“别围着我!”
“看住正面!”
嗓子被炮震的发裂。
可最后四个字,还是压过了爆炸声。
四连指导员抹掉脸上的泥血,继续沿沟往前爬。
“东段还有喘气的吗?”
“有!”
“西段!”
“在!”
“机枪!”
“老伙计还在!”
回答声断断续续,有的人声音已经哑了,但没有一段阵地彻底空下来。
一名战士大半个身子埋在浮土里,嘴角不断往外冒血。
战友趴在旁边,双手刨得全是血。
软软不禁扑了过去,想抓住那名战士的胳膊。
可手穿过投影,只能抓到一片虚影。
她看的见,却什么都碰不到。
鬼子的炮火就这样持续了十几分钟。
硝烟散开一些时,原本勉强能藏人的交通沟,已经有三段被炸平。
四连的重伤员倒了一地。
还能勉强端枪的,只剩五十来人。
更要命的是弹药。
四连指导员沿沟摸查。
多数战士把弹袋翻到底,也只能倒出两三颗散弹。
轻机枪还剩不到两个半弹匣。
全连步枪子弹凑到一起,也不满十个桥夹。
许副班长从泥浆里抠出一颗掉落的子弹,在破袖口上擦了两下摊到掌心。
“指导员。”
四连指导员回过头,许副班长指了指沟外。
“刚才打倒的鬼子,身上有弹袋。

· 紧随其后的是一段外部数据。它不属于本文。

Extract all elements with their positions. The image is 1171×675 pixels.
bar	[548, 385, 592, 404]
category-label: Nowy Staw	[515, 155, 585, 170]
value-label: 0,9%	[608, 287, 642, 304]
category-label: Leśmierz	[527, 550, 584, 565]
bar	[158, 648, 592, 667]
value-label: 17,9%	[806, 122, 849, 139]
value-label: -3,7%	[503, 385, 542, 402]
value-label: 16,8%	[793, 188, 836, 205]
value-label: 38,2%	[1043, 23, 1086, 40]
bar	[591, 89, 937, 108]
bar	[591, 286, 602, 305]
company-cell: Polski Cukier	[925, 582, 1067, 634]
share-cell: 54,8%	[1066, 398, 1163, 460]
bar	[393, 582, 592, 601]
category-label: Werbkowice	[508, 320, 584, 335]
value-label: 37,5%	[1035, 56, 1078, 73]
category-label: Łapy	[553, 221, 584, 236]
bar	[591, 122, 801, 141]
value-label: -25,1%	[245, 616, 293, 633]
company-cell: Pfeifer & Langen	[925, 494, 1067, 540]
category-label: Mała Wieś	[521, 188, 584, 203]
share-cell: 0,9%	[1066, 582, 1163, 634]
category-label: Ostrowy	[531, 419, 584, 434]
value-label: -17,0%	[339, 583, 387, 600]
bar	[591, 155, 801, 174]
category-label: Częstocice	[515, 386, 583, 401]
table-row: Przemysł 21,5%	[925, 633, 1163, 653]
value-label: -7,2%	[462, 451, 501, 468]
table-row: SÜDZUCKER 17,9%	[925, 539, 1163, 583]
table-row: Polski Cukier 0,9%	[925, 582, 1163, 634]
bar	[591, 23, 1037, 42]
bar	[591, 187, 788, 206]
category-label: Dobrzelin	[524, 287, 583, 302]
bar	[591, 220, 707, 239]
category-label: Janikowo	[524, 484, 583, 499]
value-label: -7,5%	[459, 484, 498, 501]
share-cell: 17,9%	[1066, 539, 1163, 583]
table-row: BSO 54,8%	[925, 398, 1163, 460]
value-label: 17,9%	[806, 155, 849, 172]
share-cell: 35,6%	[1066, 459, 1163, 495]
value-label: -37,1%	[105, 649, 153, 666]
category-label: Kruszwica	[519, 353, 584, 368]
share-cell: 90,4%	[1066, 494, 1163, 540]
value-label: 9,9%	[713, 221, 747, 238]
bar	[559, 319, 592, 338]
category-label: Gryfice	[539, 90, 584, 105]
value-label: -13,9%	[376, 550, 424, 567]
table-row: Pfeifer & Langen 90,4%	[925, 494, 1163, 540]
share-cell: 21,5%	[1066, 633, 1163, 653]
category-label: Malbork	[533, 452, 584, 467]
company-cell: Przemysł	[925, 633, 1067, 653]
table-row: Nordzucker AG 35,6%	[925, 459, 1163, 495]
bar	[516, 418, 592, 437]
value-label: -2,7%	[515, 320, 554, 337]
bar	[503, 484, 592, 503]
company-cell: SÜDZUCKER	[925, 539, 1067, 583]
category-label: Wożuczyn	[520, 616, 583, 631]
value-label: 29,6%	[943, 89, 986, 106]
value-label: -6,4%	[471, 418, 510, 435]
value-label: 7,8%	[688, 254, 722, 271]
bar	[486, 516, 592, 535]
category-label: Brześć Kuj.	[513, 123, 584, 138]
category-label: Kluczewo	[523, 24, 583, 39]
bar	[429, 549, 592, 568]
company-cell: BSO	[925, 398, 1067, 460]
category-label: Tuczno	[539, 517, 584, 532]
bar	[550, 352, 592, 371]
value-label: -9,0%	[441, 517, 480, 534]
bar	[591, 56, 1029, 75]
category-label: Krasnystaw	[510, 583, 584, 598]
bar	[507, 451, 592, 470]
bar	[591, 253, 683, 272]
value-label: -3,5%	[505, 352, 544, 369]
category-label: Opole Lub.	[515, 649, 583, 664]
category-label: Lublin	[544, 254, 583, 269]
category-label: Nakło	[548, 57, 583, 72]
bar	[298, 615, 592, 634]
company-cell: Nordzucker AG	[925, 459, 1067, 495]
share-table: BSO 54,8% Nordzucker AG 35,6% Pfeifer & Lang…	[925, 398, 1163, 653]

”
“后头田埂下,肯定还有鬼子没拖走的弹药箱。”
许副班长吐出一口血沫。
“我去拿!”
旁边,一个断了三根手指的老兵立刻接话。
“我也去!”
“我也去!”
几个伤兵红着眼挤过来。
四连指导员探出半个头,看向沟外。
最近的鬼子尸体也有四十多米,中间没有掩体。
鬼子的炮停了。
可十几挺重机枪还架在田埂后,枪口就对着这片空地。
谁敢冒头,谁就是靶子。
许副班长看出指导员的犹豫,硬挤出一个笑。
“指导员,我以前在尖刀班管过弹药的。”
“什么枪吃什么子儿,我闭着眼去摸都拿不错。”
这回一出,狂哥眼红的直接忍不住了。
“放你娘的屁……”
“以前尖刀班明明是鹰眼管弹药,哪轮得到你吹这个牛逼!”
鹰眼沉默的看着许副班长的领口。
软软之前借他针缝的衣服,已经炸裂开来了一截灰线出来。